Terrence Ross of the Toronto Raptors won the 2013 NBA Slam Dunk Contest during a mediocre NBA All-Star Saturday Night in Houston. Ross out-pointed Jeremy Evans of the Utah Jazz in the finals. Some of the league’s best dunkers took way too many attempts to get dunks down. How bad was it? This bad:
Royce White has had more successful flights than this dunk contest.
— Myles Brown (@mdotbrown) February 17, 2013
Evans came up with the most creative dunk of the night, dunking over a cloaked easel that held a painting of him dunking, which Evans painted himself. Wow.
In the end, Ross was too much (though at least one site caught the NBA rushing the results into host Nick Cannon before the fan voting ended). Here’s Ross hammering home his last, best dunk of the night:
All-Star Saturday 2013 just wasn’t the spectacle that has helped make the event more highly anticipated than the NBA All-Star Game over the past 30 years. The format was set to encourage a rivalry between the East and the West, as each accumulated points when players from their side won the events. Dwyane Wade and Chris Paul were the rival captains. No one cared, especially not the small, quiet crowd that showed up in Houston.
Team Bosh — Miami Heat center Chris Bosh with WNBAer Swin Cash and Hall of Famer Dominique Wilkins — won the anti-climactic Shooting Stars competition. Wilkins chunkiness kick-started the best part of Saturday’s TNT broadcast, as analysts Charles Barkley and Kenny Smith ragged on everyone, including the out-of-shape ‘Nique.
Damian Lillard of the Portland Trailblazers won the Skills Challenge for the West, besting Jrue Holiday of the Philadelphia 76ers. Though both players are rising stars, there was very little interest in watching them scamper around.
The 3-Point Contest provided the most drama, as nearly all of the competitors shot well enough to drain a few racks of basketballs. Kyrie Irving of the Cleveland Cavaliers made a staggering 17 of his first 18 shots to beat Matt Bonner of the San Antonio Spurs, 23-20, in the finals.
With no all-star caliber players participating in the Slam Dunk Contest, the dunkers had to get over on the crowd on dunks alone. It didn’t work very well, but there were high points. Gerald Green of the Indiana Pacers got it started with this reverse, off-the-side-of-the-backboard power dunk.
James White of the New York Knicks followed by bringing a flight crew of attendants out to watch him take off just inside the free throw line on a two-handed tomahawk. He missed the first time, making this converted dunk seem less than perfect.
Ross followed, trying several times before making this impressive behind-the-back 180 dunk.
Kenneth Faried of the Nuggets and Eric Bledsoe of the Clippers each made mediocre dunks, while Evans jumped over sitting Utah Jazz legend Mark Eaton, who was holding a ball that Evans’ grabbed and dunked.
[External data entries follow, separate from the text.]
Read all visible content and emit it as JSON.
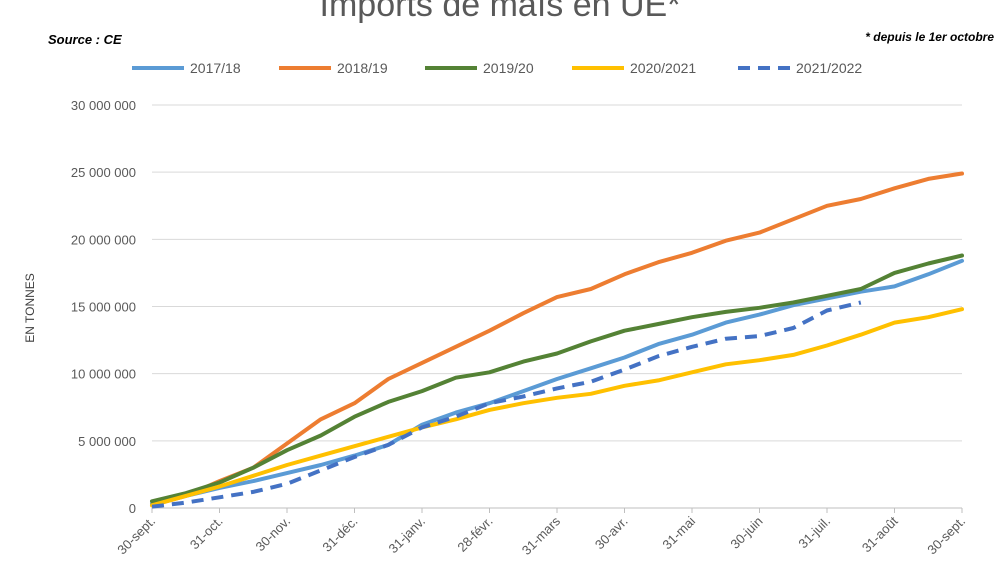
{
  "chart_data": {
    "type": "line",
    "title": "Imports de maïs en UE*",
    "source": "Source : CE",
    "note": "* depuis le 1er octobre",
    "ylabel": "EN TONNES",
    "ylim": [
      0,
      30000000
    ],
    "yticks": [
      "0",
      "5 000 000",
      "10 000 000",
      "15 000 000",
      "20 000 000",
      "25 000 000",
      "30 000 000"
    ],
    "x_categories": [
      "30-sept.",
      "31-oct.",
      "30-nov.",
      "31-déc.",
      "31-janv.",
      "28-févr.",
      "31-mars",
      "30-avr.",
      "31-mai",
      "30-juin",
      "31-juil.",
      "31-août",
      "30-sept."
    ],
    "legend_position": "top",
    "grid": true,
    "series": [
      {
        "name": "2017/18",
        "color": "#5B9BD5",
        "style": "solid",
        "values": [
          [
            0,
            300000
          ],
          [
            0.5,
            900000
          ],
          [
            1,
            1500000
          ],
          [
            1.5,
            2000000
          ],
          [
            2,
            2600000
          ],
          [
            2.5,
            3200000
          ],
          [
            3,
            3900000
          ],
          [
            3.5,
            4700000
          ],
          [
            4,
            6200000
          ],
          [
            4.5,
            7100000
          ],
          [
            5,
            7800000
          ],
          [
            5.5,
            8700000
          ],
          [
            6,
            9600000
          ],
          [
            6.5,
            10400000
          ],
          [
            7,
            11200000
          ],
          [
            7.5,
            12200000
          ],
          [
            8,
            12900000
          ],
          [
            8.5,
            13800000
          ],
          [
            9,
            14400000
          ],
          [
            9.5,
            15100000
          ],
          [
            10,
            15600000
          ],
          [
            10.5,
            16100000
          ],
          [
            11,
            16500000
          ],
          [
            11.5,
            17400000
          ],
          [
            12,
            18400000
          ]
        ]
      },
      {
        "name": "2018/19",
        "color": "#ED7D31",
        "style": "solid",
        "values": [
          [
            0,
            200000
          ],
          [
            0.5,
            900000
          ],
          [
            1,
            2000000
          ],
          [
            1.5,
            3000000
          ],
          [
            2,
            4800000
          ],
          [
            2.5,
            6600000
          ],
          [
            3,
            7800000
          ],
          [
            3.5,
            9600000
          ],
          [
            4,
            10800000
          ],
          [
            4.5,
            12000000
          ],
          [
            5,
            13200000
          ],
          [
            5.5,
            14500000
          ],
          [
            6,
            15700000
          ],
          [
            6.5,
            16300000
          ],
          [
            7,
            17400000
          ],
          [
            7.5,
            18300000
          ],
          [
            8,
            19000000
          ],
          [
            8.5,
            19900000
          ],
          [
            9,
            20500000
          ],
          [
            9.5,
            21500000
          ],
          [
            10,
            22500000
          ],
          [
            10.5,
            23000000
          ],
          [
            11,
            23800000
          ],
          [
            11.5,
            24500000
          ],
          [
            12,
            24900000
          ]
        ]
      },
      {
        "name": "2019/20",
        "color": "#548235",
        "style": "solid",
        "values": [
          [
            0,
            500000
          ],
          [
            0.5,
            1100000
          ],
          [
            1,
            1900000
          ],
          [
            1.5,
            3000000
          ],
          [
            2,
            4300000
          ],
          [
            2.5,
            5400000
          ],
          [
            3,
            6800000
          ],
          [
            3.5,
            7900000
          ],
          [
            4,
            8700000
          ],
          [
            4.5,
            9700000
          ],
          [
            5,
            10100000
          ],
          [
            5.5,
            10900000
          ],
          [
            6,
            11500000
          ],
          [
            6.5,
            12400000
          ],
          [
            7,
            13200000
          ],
          [
            7.5,
            13700000
          ],
          [
            8,
            14200000
          ],
          [
            8.5,
            14600000
          ],
          [
            9,
            14900000
          ],
          [
            9.5,
            15300000
          ],
          [
            10,
            15800000
          ],
          [
            10.5,
            16300000
          ],
          [
            11,
            17500000
          ],
          [
            11.5,
            18200000
          ],
          [
            12,
            18800000
          ]
        ]
      },
      {
        "name": "2020/2021",
        "color": "#FFC000",
        "style": "solid",
        "values": [
          [
            0,
            200000
          ],
          [
            0.5,
            900000
          ],
          [
            1,
            1600000
          ],
          [
            1.5,
            2400000
          ],
          [
            2,
            3200000
          ],
          [
            2.5,
            3900000
          ],
          [
            3,
            4600000
          ],
          [
            3.5,
            5300000
          ],
          [
            4,
            6000000
          ],
          [
            4.5,
            6600000
          ],
          [
            5,
            7300000
          ],
          [
            5.5,
            7800000
          ],
          [
            6,
            8200000
          ],
          [
            6.5,
            8500000
          ],
          [
            7,
            9100000
          ],
          [
            7.5,
            9500000
          ],
          [
            8,
            10100000
          ],
          [
            8.5,
            10700000
          ],
          [
            9,
            11000000
          ],
          [
            9.5,
            11400000
          ],
          [
            10,
            12100000
          ],
          [
            10.5,
            12900000
          ],
          [
            11,
            13800000
          ],
          [
            11.5,
            14200000
          ],
          [
            12,
            14800000
          ]
        ]
      },
      {
        "name": "2021/2022",
        "color": "#4472C4",
        "style": "dashed",
        "values": [
          [
            0,
            100000
          ],
          [
            0.5,
            400000
          ],
          [
            1,
            800000
          ],
          [
            1.5,
            1200000
          ],
          [
            2,
            1800000
          ],
          [
            2.5,
            2800000
          ],
          [
            3,
            3800000
          ],
          [
            3.5,
            4700000
          ],
          [
            4,
            6000000
          ],
          [
            4.5,
            6800000
          ],
          [
            5,
            7800000
          ],
          [
            5.5,
            8300000
          ],
          [
            6,
            8900000
          ],
          [
            6.5,
            9400000
          ],
          [
            7,
            10300000
          ],
          [
            7.5,
            11300000
          ],
          [
            8,
            12000000
          ],
          [
            8.5,
            12600000
          ],
          [
            9,
            12800000
          ],
          [
            9.5,
            13400000
          ],
          [
            10,
            14700000
          ],
          [
            10.5,
            15300000
          ]
        ]
      }
    ]
  }
}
He missed several times before finally connecting.
In the second round, White missed several runs at the rim and botched his last try. Green cut a net down and tried a double-dunk on the same jump with the same ball. He got it down after several tries, but it wasn’t clean. Bledsoe rallied with a windmill and Faried nailed his own power jam. They weren’t good enough to beat Evans, who dunked two balls to push him into the finals against Ross, who advanced with a solid dunk.
Ross was too good in the finals, reversing off the side of the backboard while wearing a Vince Carter Raptors’ jersey and then jumping the ball boy. Evans did dunk over Dahntay Jones, as well as complete the incredibly unique painting dunk. It wasn’t enough.
The Hall of Famers around the playing floor seemed genuinely unimpressed, while Barkley and Smith openly criticized and mocked the lack of star players in the contest and the ineptitude of the dunkers who were there. With many of the events fast becoming a punchline, the NBA may want to rethink its All-Star Saturday plans for 2014.